The peer review process and how to find peer-reviewed scholarly journal articles.

What is Peer Review?

A SmartArt graphic showing a much-simplified editorial process. Gray box with an icon of a typewriter: "An article manuscript is submitted to a journal. If accepted: The journal editor sends it to peer reviewers. If rejected: The process ends." Red box with an icon of a crowd speaking: "Expert reviewers evaluate the manuscript (background, methods, findings, overall value to the field, etc.) The author revises the manuscript based on the reviews." Blue box with an icon of a paper: Following the journal's editorial process, the article is published"Peer Review

 

Definition

An editorial process characteristic of scholarly research in which experts in a field, sometimes called referees, are assigned to review and evaluate submitted article drafts (known as manuscripts). Peer review is meant to ensure that published literature is credible and adds something useful to the understanding of the topic.

 

Who Reviews & How

Peer reviewers are typically scholars working in colleges or research institutions. Peer reviewers generally perform these reviews voluntarily, as serving as a reviewer shows that a scholar has been recognized as an expert, which can be beneficial in the promotion and tenure process. However, some argue that peer reviewing should be compensated given the amount of time and work involved.**

Reviewers seek to ensure the article includes a thorough background, accurately utilized methods, and supportable conclusions. Reviewing often occurs semi-anonymously, in which the reviewer is aware of the author's identity but the reviewer's identity is kept hidden from the author, or fully anonymously, in which neither the reviewer nor the author are aware of the other's identity. Following the submitted reviews, the author then revises their draft accordingly before it's accepted for publication.

 

Is It Peer-Reviewed?

While peer-reviewed journals are scholarly sources, not all scholarly journals are peer-reviewed. See Is It Peer-Reviewed? for guidance on determining a scholarly journal's peer review status.

 

Issues with Peer Review

Peer review as a process has been a regular component of scholarly research since the mid-20th century. As with any system in which human judgment is concerned, scholarly publishing and the peer review process are subject to bias in terms of what gets published and what does not.*

Some in the academic field have also debated in recent years about the labor of peer review and whether reviewers should be paid for their time.**

A sample of the discussion about these issues can be found in the articles listed below.


* Peer review and bias

Baldwin, M. (2018). Scientific autonomy, public accountability, and the rise of “peer review” in the Cold War United States. Isis, 109(3), 538–558. https://doi.org/10.1086/700070

Kwon, D. (2022). The rise of citational justice: How scholars are making references fairer. Nature, 603(7902), 568–571. https://doi.org/10.1038/d41586-022-00793-1

** Paying for peer review

Brainard, J. (2021, March 1). The $450 question: Should journals pay peer reviewers? ScienceInsider. https://www.science.org/content/article/450-question-should-journals-pay-peer-reviewers

When You Need Peer-Reviewed Sources

How can you make sure a source is peer-reviewed?

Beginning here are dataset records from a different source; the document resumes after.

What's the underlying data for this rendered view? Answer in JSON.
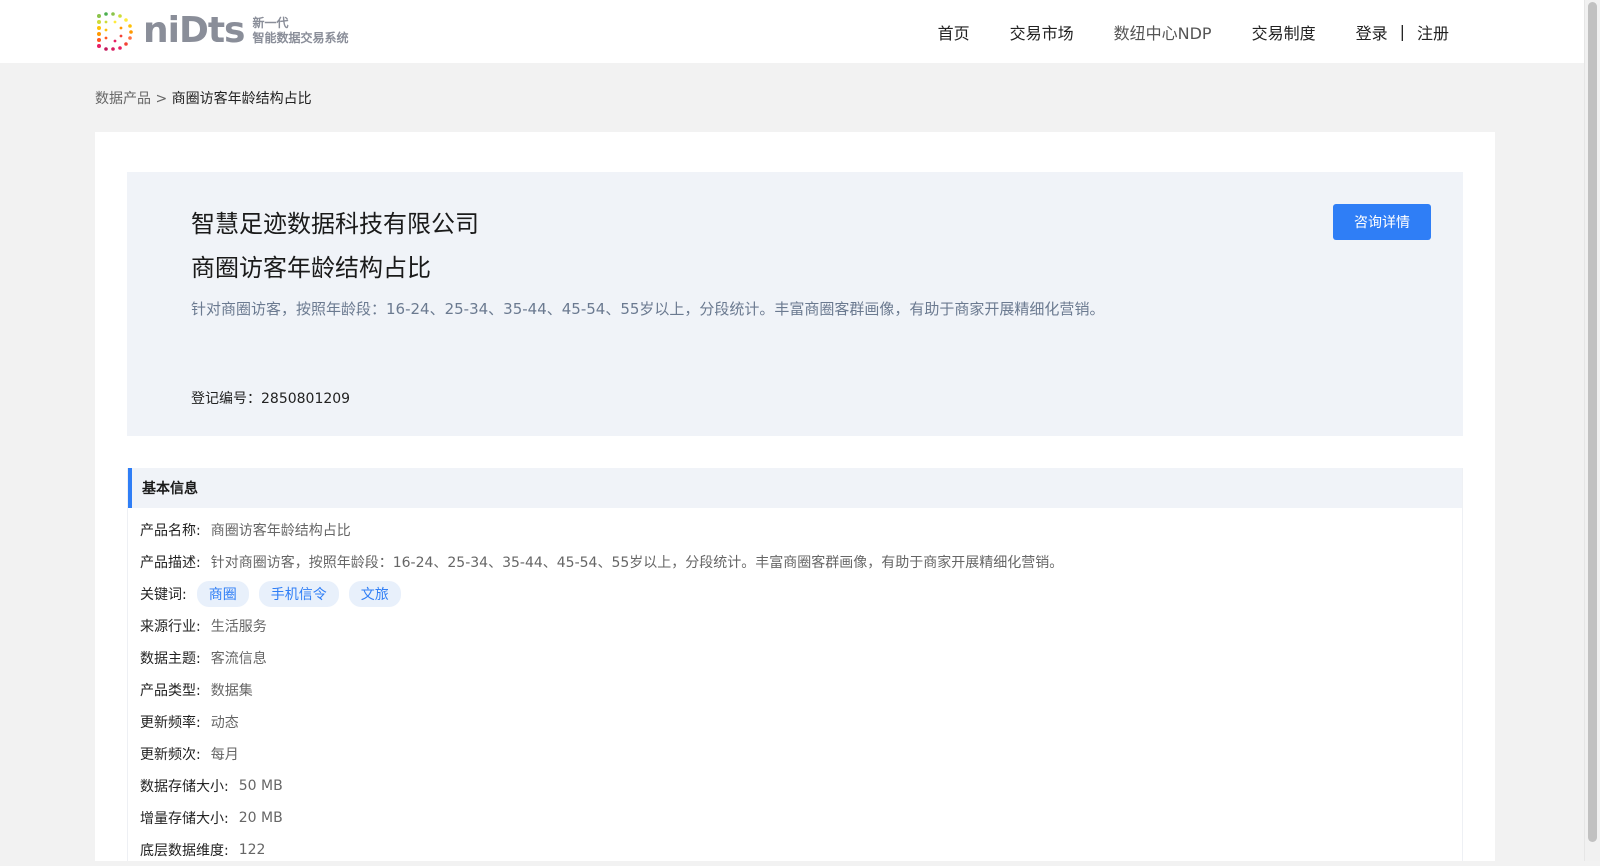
{
  "header": {
    "logo_word": "niDts",
    "logo_sub_line1": "新一代",
    "logo_sub_line2": "智能数据交易系统",
    "nav": [
      {
        "label": "首页"
      },
      {
        "label": "交易市场"
      },
      {
        "label": "数纽中心NDP"
      },
      {
        "label": "交易制度"
      }
    ],
    "login_label": "登录",
    "separator": "|",
    "register_label": "注册"
  },
  "breadcrumb": {
    "parent": "数据产品",
    "arrow": ">",
    "current": "商圈访客年龄结构占比"
  },
  "hero": {
    "company": "智慧足迹数据科技有限公司",
    "product": "商圈访客年龄结构占比",
    "description": "针对商圈访客，按照年龄段：16-24、25-34、35-44、45-54、55岁以上，分段统计。丰富商圈客群画像，有助于商家开展精细化营销。",
    "reg_label": "登记编号：",
    "reg_no": "2850801209",
    "consult_button": "咨询详情"
  },
  "basic_info": {
    "title": "基本信息",
    "name_label": "产品名称:",
    "name_value": "商圈访客年龄结构占比",
    "desc_label": "产品描述:",
    "desc_value": "针对商圈访客，按照年龄段：16-24、25-34、35-44、45-54、55岁以上，分段统计。丰富商圈客群画像，有助于商家开展精细化营销。",
    "keywords_label": "关键词:",
    "keywords": [
      "商圈",
      "手机信令",
      "文旅"
    ],
    "industry_label": "来源行业:",
    "industry_value": "生活服务",
    "theme_label": "数据主题:",
    "theme_value": "客流信息",
    "type_label": "产品类型:",
    "type_value": "数据集",
    "freq_label": "更新频率:",
    "freq_value": "动态",
    "cadence_label": "更新频次:",
    "cadence_value": "每月",
    "storage_label": "数据存储大小:",
    "storage_value": "50 MB",
    "incr_label": "增量存储大小:",
    "incr_value": "20 MB",
    "dim_label": "底层数据维度:",
    "dim_value": "122"
  },
  "colors": {
    "accent": "#2f7ef6",
    "hero_bg": "#f0f3f8",
    "page_bg": "#f2f2f2"
  }
}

This is partly a question about identifying sources, as the peer review process is a characteristic of scholarly (or academic) journal articles. Research articles published in scholarly journals are usually peer reviewed. The only items published in a scholarly journal that are not going to have gone through peer review will be letters to the editor, editorials, book reviews, and the like.

However, on occasion you will also come across a scholarly journal that does not use peer review, or you might also want to make sure about the peer review status of a publication. One good method is to check the publication information in Library databases. For example, Academic Search Premier and other EBSCOhost databases as well as those from ProQuest include publication details for every journal, magazine, newspaper and other source they list in their collections.

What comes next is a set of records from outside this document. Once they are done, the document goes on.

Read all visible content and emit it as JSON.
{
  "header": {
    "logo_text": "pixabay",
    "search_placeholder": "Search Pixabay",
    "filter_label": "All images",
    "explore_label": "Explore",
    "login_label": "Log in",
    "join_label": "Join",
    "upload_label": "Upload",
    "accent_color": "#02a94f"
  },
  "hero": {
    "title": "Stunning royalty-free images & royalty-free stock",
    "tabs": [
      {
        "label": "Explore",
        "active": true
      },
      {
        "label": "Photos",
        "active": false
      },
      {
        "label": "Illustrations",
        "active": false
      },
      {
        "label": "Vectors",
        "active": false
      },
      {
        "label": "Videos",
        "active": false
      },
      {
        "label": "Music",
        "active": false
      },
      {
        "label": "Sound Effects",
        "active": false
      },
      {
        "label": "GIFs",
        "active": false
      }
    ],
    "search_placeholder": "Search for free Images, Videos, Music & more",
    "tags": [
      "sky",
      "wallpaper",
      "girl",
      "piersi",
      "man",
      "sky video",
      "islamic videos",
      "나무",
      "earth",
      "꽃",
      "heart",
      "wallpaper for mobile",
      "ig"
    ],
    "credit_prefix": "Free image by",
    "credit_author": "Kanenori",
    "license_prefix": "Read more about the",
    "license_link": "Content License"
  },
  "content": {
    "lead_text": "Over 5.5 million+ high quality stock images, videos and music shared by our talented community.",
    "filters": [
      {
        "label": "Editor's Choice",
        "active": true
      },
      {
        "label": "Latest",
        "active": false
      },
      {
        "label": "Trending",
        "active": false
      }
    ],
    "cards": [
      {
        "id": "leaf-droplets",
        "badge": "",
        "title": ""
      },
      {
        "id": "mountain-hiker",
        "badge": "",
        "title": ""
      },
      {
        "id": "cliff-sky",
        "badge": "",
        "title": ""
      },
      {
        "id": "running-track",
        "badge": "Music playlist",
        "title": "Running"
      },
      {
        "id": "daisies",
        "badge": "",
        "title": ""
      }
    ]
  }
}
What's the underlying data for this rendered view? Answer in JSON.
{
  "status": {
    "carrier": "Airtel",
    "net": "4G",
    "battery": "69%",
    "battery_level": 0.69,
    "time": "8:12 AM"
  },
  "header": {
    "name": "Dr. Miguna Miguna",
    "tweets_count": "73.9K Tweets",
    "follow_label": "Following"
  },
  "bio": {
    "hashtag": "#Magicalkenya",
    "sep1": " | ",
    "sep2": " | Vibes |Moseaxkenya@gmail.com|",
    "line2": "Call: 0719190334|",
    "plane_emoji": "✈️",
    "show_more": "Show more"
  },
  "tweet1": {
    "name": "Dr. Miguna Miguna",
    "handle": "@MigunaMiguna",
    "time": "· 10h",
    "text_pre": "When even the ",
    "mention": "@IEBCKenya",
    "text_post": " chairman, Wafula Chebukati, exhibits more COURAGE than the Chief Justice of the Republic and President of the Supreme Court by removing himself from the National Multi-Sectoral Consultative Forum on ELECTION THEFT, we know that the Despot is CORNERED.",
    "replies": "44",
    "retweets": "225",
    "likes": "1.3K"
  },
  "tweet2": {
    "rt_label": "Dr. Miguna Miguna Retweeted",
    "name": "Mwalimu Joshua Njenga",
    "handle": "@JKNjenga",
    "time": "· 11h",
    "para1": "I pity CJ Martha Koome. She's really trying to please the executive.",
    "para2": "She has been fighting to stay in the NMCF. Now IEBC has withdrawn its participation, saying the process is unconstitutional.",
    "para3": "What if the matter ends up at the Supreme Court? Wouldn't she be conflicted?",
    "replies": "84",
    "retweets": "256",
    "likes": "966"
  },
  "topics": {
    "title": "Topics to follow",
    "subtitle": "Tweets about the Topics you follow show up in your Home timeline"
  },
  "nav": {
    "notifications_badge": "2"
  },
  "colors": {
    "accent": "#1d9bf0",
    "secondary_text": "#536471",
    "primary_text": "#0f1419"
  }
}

EBSCOhost/Academic Search Premier

Click images to enlarge.

Note that your list of search results will include icons that indicate the type of document, as seen in the image below:

Titled "Academic Search Premier (EBSCOhost)", including a screenshot of a list of results with red arrows pointing to the icons for Scholarly Journal and Periodical, and a gray box at the base of those arrows that reads "Icons Determined by publication type"

 

When you have clicked into a document, pay attention to identifying characteristics such as the title and abstracts to learn more about the document. While these characteristics are helpful in figuring out whether you've found a peer-reviewed source, you can also click on the publication title for more details about the journal, including peer review status.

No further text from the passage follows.